Well, what happened was that I was on my way home from the gym. It was about 9 a.m. I was sweaty and tired, especially my legs because it was squat day. I laid off squats for a while but now am getting back to them. They were especially hard today because I do interval training on Thursday.

Interval training is alternating a fast walk with a hard run. Just started it this month as I read how good it is for aerobic conditioning. I gave up long running years ago when my ankles started laughing hard. But short sprints I can do. So I walk two minutes at 4.5 miles an hour, then spring for a minute between 6-7.5 miles an hour, for just under 30 minutes, 2.25 miles to be precise.

I did that Thursday and was still feeling it a bit when I got to the squats today (after 3.5 miles, walking to the gym and then on an elliptical trainer. I did my four sets after resting my legs while doing other resistance work on my back and abs. The sequence is simple, ten reps at 95, 145, 195 and five at 245. I could have done 7 or eight at the end but elected to be kind to my quads and hams.

After that I do another round on the elliptical, and so you can imagine that I was feeling a little pekid, speaking of legs, when I left the gym.

I tucked Thucydides into my left hand and started crossed the lawn and toward the parking lot of the Big Boy – which always smells of deep fat and you tell me why that’s always so appealing. I think it was my state of extra fatigue that did it, you see. That and seeing the mom and two youngsters on their way in as I was leaving.

The younger of the two little girls was crying, which made me turn my head. As I looked, I saw that universal reach a little kid extends to signify, ‘pick me up.’ Far from being a major drama, I did not wait to see if mom did it, but the image lingered as I walked away, thinking how nice it would be when I was tired to have someone pick me up.

Or course it can’t happen, and should not. But a wave of longing passed over me as I realized how often grown ups feel small and weak and young and how we long for mom or dad to hold us or carry us. I felt lonely.

That’s when I slipped into the past. With utter clarity I remembered a moment when I was perhaps only four or five, 1957, fifty years ago. We were coming home one summer evening, it was twilight so the sky was not yet dark but the sun had set. We were probably coming from a visit with extended family, probably in Baltimore (we lived in suburban DC) and probably my cousins. I say this because while I cannot remember that part with clarity, I had fallen asleep in the car. Visiting older relatives was never tiring. It was boring. But my cousins, four of them, were my age. We tore about and played until there was nothing left in us.

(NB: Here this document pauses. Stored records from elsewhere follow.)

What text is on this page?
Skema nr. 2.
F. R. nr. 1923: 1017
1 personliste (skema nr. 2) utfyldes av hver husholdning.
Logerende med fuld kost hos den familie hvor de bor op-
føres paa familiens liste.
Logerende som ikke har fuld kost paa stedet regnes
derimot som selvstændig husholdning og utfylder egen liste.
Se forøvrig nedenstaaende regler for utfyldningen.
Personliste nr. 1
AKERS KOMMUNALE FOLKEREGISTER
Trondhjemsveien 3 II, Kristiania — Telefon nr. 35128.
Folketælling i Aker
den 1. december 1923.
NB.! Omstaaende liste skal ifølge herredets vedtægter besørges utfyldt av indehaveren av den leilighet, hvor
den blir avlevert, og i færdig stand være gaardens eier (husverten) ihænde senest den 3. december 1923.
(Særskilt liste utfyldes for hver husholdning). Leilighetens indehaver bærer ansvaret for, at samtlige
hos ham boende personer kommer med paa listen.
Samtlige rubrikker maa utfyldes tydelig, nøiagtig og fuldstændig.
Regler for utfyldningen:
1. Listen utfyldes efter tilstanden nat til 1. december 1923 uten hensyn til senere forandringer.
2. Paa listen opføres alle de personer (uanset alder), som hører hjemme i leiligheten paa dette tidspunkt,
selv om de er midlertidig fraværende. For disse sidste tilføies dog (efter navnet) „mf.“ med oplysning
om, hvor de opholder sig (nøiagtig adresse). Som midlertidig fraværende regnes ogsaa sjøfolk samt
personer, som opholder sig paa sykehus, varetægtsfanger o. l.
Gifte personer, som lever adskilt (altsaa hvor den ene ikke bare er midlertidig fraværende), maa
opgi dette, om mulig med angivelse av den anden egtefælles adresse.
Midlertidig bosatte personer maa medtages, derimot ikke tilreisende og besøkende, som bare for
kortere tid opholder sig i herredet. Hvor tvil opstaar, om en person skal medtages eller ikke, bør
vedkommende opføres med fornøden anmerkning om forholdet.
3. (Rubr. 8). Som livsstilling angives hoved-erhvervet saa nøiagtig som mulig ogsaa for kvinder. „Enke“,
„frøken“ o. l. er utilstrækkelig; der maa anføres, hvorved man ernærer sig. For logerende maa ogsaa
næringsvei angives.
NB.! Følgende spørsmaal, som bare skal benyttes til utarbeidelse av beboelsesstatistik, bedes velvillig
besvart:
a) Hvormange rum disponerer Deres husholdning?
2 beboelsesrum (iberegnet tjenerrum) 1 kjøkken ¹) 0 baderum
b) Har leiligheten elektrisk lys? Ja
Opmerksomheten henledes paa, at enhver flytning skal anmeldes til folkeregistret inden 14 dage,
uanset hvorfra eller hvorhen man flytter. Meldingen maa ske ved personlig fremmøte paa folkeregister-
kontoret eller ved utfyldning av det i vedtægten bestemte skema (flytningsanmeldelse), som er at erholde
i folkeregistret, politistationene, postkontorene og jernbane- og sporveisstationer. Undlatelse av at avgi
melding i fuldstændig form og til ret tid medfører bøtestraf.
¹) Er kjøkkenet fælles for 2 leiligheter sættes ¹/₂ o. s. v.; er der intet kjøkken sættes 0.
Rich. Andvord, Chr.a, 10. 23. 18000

As the car came to rest at the house, I was still mostly asleep. All I remember is that I awoke in his arms as he was carrying me up the steps and into the house. It was so nice that I kept my eyes mostly closed as I rested my young head in the crook of his chest and left arm.

He went all the way, in the door and up the inside steps and placed me on my bed. But what stays with me is the physical memory of being held. I can picture his arm in the short sleeve shirt, the hair on the arm and feel it even now, that it tickled slightly against my cheek. I can see his face from below, the hint of beard at the end of the day, his large nose and flaring nostrils. My bare legs dangled over his right arm.

It was a cool night after a hot day. The sheets felt good against my sunburned face, as he lay me down upon them. There was a breeze coming in the window, perhaps drawn by the noisy attic exhaust fan we had.

And then it was 2007.

I felt surpassingly sad as this memory played over me, as my father has been dead now for eight years. The desire to be held, cradled, protected, and the impossibility of that welled up and clouded my eyes for a moment. You really can’t go home again, at least back home.

And then I was glad, glad to have this moment, and to be able have it again. Is it not better to be sad about a wonderful memory than not to have the memory at all? “Teach us to number our days,” says the psalmist. I am.